El recorrido es largo. Primero colectivo. Después, subterráneo. Pero cuando estoy bajando para el subte me choco una vieja loca. Y cuando ya la perdí de vista, me doy cuenta que me quitó la plata. Por suerte me encuentro con un amigo, no se cuál, que me paga el pasaje. En el subte vamos la SNOB completa, con muchas otras personas. Sentados pero apretados: el subte es muy estrecho.
Las vías salen al exterior y allá vamos, una curva profunda. Cuando me bajo en la estación, veo claramente como un caballo y un perro de tamaño equiparable al equino corren, pasan la autopista, llegan hasta el puente elevado en el que me bajo. El recorrido es largo. Empiezo a caminar. El caballo se desentiende, pero el perro me mira llorando. Es ENORME. Entonces, me subo sobre él. Lo monto, en realidad, me acuesto sobre el animal, brazos y piernas colgando.

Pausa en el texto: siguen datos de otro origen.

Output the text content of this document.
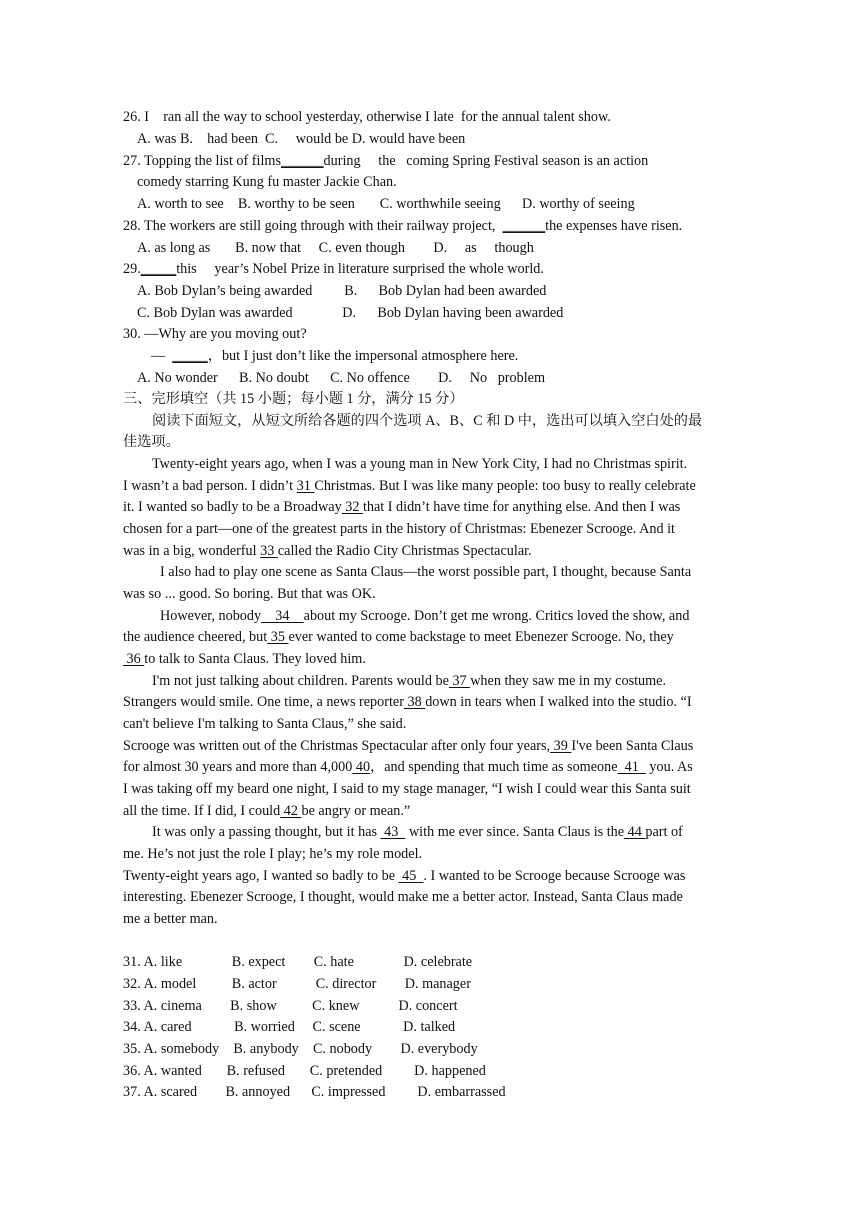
26. I    ran all the way to school yesterday, otherwise I late  for the annual talent show.
A. was B.    had been  C.     would be D. would have been
27. Topping the list of films______during     the   coming Spring Festival season is an action
comedy starring Kung fu master Jackie Chan.
A. worth to see    B. worthy to be seen       C. worthwhile seeing      D. worthy of seeing
28. The workers are still going through with their railway project,  ______the expenses have risen.
A. as long as       B. now that     C. even though        D.     as     though
29._____this     year’s Nobel Prize in literature surprised the whole world.
A. Bob Dylan’s being awarded         B.      Bob Dylan had been awarded
C. Bob Dylan was awarded              D.      Bob Dylan having been awarded
30. —Why are you moving out?
—  _____，but I just don’t like the impersonal atmosphere here.
A. No wonder      B. No doubt      C. No offence        D.     No   problem
三、完形填空（共 15 小题；每小题 1 分，满分 15 分）
阅读下面短文，从短文所给各题的四个选项 A、B、C 和 D 中，选出可以填入空白处的最
佳选项。
Twenty-eight years ago, when I was a young man in New York City, I had no Christmas spirit.
I wasn’t a bad person. I didn’t 31 Christmas. But I was like many people: too busy to really celebrate
it. I wanted so badly to be a Broadway 32 that I didn’t have time for anything else. And then I was
chosen for a part—one of the greatest parts in the history of Christmas: Ebenezer Scrooge. And it
was in a big, wonderful 33 called the Radio City Christmas Spectacular.
I also had to play one scene as Santa Claus—the worst possible part, I thought, because Santa
was so ... good. So boring. But that was OK.
However, nobody    34    about my Scrooge. Don’t get me wrong. Critics loved the show, and
the audience cheered, but 35 ever wanted to come backstage to meet Ebenezer Scrooge. No, they
36 to talk to Santa Claus. They loved him.
I'm not just talking about children. Parents would be 37 when they saw me in my costume.
Strangers would smile. One time, a news reporter 38 down in tears when I walked into the studio. “I
can't believe I'm talking to Santa Claus,” she said.
Scrooge was written out of the Christmas Spectacular after only four years, 39 I've been Santa Claus
for almost 30 years and more than 4,000 40，and spending that much time as someone  41   you. As
I was taking off my beard one night, I said to my stage manager, “I wish I could wear this Santa suit
all the time. If I did, I could 42 be angry or mean.”
It was only a passing thought, but it has  43   with me ever since. Santa Claus is the 44 part of
me. He’s not just the role I play; he’s my role model.
Twenty-eight years ago, I wanted so badly to be  45  . I wanted to be Scrooge because Scrooge was
interesting. Ebenezer Scrooge, I thought, would make me a better actor. Instead, Santa Claus made
me a better man.
31. A. like              B. expect        C. hate              D. celebrate
32. A. model          B. actor           C. director        D. manager
33. A. cinema        B. show          C. knew           D. concert
34. A. cared            B. worried     C. scene            D. talked
35. A. somebody    B. anybody    C. nobody        D. everybody
36. A. wanted       B. refused       C. pretended         D. happened
37. A. scared        B. annoyed      C. impressed         D. embarrassed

Pero ojo, al revés: mi cabeza hacia la cola del bicho (una cola enorme y batiente). Pero no es problema, porque el animal se da cuenta y camina, lentamente, hacia atrás.
Atravesamos cientas de casuchas dispersas en la arena de la barda. El camino es en subida. Suenan a lo lejos los cascos del caballo que me sigue. Cuando veo que estoy cerca, me bajo del perro, que corre, libre, feliz, hacia la casa. Una casa enorme, blanca, un híbrido entre lo minimalista y lo colonial. Está trepada en lo mas alto de la barda.
Adentro, está fresco. Afuera el sol pega con fuerza. Dentro de la casa, tiradas en un sillón, algunas primitas postizas (la familia de acá) duermen a pierna suelta. Yo las veo niñas, pero seguro que salieron anoche.
Mi familia está afuera, en un parque que se desliza en pendiente hacia el río. Y no sólo mi familia, está también toda mi familia de acá. Ahora recuerdo: como tantas veces, decidimos pasar las vacaciones juntos, en esa casa enorme, blanca, a orillas del río.